LaPierre on resignation: ‘I will never stop supporting the NRA’
“With pride in all that we have accomplished, I am announcing my resignation from the NRA,” LaPierre said in a statement. “I’ve been a card-carrying member of this organization for most of my adult life, and I will never stop supporting the NRA and its fight to defend Second Amendment freedom. My passion for our cause burns as deeply as ever.”
LaPierre said unspecific health reasons are part of the reason why he is stepping down.
The NRA has been led by LaPierre for over 30 years. LaPierre is an outspoken defender of gun rights in the United States.

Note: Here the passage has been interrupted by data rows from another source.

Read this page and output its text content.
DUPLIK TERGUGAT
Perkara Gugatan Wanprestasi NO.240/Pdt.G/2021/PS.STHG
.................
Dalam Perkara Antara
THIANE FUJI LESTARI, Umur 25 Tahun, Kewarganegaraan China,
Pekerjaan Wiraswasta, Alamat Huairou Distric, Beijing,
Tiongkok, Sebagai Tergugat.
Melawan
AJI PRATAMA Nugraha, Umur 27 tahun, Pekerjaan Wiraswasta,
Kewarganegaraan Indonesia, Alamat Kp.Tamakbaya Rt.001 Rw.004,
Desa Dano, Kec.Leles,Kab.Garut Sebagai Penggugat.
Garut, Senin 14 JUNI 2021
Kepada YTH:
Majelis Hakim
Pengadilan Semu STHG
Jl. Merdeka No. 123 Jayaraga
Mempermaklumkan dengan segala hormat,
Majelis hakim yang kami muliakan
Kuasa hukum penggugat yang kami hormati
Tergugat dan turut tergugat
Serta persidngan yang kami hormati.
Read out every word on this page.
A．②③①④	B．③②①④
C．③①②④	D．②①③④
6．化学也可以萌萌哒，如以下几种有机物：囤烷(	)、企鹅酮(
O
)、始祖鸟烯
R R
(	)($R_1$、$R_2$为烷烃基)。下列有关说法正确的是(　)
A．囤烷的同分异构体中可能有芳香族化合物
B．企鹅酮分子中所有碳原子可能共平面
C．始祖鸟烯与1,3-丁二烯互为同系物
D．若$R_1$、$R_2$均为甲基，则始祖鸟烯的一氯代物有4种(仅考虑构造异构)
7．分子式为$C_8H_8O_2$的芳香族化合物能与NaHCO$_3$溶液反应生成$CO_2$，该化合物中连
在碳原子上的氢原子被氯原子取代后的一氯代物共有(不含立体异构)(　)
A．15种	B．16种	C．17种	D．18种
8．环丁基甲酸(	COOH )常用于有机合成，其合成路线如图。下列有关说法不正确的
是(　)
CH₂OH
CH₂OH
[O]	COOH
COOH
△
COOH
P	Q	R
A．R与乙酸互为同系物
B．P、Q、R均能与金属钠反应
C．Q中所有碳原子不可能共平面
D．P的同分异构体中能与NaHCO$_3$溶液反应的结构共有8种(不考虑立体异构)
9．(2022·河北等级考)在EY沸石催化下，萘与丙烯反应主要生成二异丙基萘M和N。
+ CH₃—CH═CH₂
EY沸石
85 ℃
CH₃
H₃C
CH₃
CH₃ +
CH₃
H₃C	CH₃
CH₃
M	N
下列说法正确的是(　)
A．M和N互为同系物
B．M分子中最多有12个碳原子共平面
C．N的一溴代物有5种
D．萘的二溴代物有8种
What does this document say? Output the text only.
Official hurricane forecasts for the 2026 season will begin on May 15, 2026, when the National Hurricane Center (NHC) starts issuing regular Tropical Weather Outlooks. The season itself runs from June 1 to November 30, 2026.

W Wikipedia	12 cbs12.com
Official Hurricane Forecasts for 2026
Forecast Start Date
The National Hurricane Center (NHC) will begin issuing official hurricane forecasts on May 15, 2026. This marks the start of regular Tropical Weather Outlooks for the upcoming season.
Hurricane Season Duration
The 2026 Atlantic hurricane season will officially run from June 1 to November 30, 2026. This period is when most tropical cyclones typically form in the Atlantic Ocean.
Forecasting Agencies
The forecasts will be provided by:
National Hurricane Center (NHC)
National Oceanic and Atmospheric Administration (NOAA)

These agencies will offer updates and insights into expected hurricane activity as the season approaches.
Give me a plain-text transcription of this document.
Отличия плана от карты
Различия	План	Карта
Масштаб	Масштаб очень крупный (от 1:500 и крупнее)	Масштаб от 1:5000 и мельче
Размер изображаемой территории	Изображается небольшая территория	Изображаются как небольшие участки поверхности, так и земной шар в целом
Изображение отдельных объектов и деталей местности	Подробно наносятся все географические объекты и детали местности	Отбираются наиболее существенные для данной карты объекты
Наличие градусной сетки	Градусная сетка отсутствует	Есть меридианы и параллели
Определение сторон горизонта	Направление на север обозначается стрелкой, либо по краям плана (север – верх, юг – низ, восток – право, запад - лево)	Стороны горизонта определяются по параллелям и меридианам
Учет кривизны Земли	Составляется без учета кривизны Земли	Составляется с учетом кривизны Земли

In recent decades, many Americans have urged the US government to impose stricter gun control measures. LaPierre has often dismissed tougher gun legislation, even after massacres such as the Sandy Hook Elementary School shooting in December 2012 and the Parkland high school killings in February 2018.
The NRA, which is 150 years old, is an influential power in US elections. The group spends millions of dollars in favor of politicians, particularly conservative Republicans, who are against gun reform.
LaPierre faces New York corruption trial
The decision by LaPierre comes just days before a New York trial that will examine his leadership role as the head of the gun rights group.
New York Attorney General Letitia James has accused LaPierre of using NRA money on an extravagant lifestyle, including expenditures on private jets and fancy vacations. NRA leaders are accused of keeping these expenditures secret.
James wants to ban LaPierre and other NRA figures from leadership roles in any non-profit or charitable organization in New York.
James said Friday that “the end of the Wayne LaPierre era at the NRA is an important victory in our case.” At the same time, she said LaPierre’s resignation “will not insulate him from accountability.”
The trial is set to begin on Monday. The NRA has called the New York lawsuit a “baseless premeditated attack.”